If $A$ is an $n \times n$ nilpotent matrix show that $I-A$ is invertible then find the spectrum of I-A ?
for part one i've shown that $I-A$ is invertible by finding its inverse using that $A$ is a nilpotent. My problem is in the next part, will anybody help me please?
On
Without using the Cayely-Hamilton theorem:
For all $\lambda\ne0$ we see that $\frac1\lambda A$ is also nilpotent hence the matrix $I-\frac1\lambda A$ is invertible hence $$\chi_A(\lambda)=\det(\lambda I-A)\ne0$$ hence for all $\lambda\ne0$, $\lambda$ is not an eigenvalue of $A$ but since $\operatorname{sp}(A)\ne\emptyset$ then $0$ is the only eigenvalue of $A$.

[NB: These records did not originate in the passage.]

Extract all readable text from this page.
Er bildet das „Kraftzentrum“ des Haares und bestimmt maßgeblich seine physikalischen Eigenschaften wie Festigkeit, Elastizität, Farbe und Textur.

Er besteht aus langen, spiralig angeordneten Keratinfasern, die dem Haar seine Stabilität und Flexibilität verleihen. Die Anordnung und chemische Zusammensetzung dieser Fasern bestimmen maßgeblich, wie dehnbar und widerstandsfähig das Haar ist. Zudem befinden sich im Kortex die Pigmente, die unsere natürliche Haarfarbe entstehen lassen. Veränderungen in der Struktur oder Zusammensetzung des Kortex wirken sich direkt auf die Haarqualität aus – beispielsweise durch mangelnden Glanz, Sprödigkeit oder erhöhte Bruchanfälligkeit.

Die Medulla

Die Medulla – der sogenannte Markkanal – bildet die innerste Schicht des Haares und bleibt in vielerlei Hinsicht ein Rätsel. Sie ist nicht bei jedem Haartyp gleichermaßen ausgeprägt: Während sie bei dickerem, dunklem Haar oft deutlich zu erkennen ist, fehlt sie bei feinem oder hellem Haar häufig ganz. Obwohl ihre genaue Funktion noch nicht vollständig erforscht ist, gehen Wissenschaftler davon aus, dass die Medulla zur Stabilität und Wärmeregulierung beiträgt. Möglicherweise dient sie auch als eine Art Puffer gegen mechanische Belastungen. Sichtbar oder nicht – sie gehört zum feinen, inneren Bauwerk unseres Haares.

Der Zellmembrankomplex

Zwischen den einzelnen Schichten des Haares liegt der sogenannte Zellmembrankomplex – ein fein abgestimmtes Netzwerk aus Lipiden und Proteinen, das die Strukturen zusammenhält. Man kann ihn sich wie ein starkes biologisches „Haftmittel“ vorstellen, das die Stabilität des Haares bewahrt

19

Edit: To find the eigenvalues of $I-A$: $$\chi_{A-I}(\lambda)=\det(\lambda I-(I-A))=\det((\lambda-1)I+A)=(-1)^n\chi_A(1-\lambda)$$ and since $0$ is the only root of $\chi_A$ then $1$ is the only root of $\chi_{A-I}$.
Hint: Let $(0,v)$ be an eigenpair of $A$. Prove that $(1,v)$ is an eigenpair of $I-A$.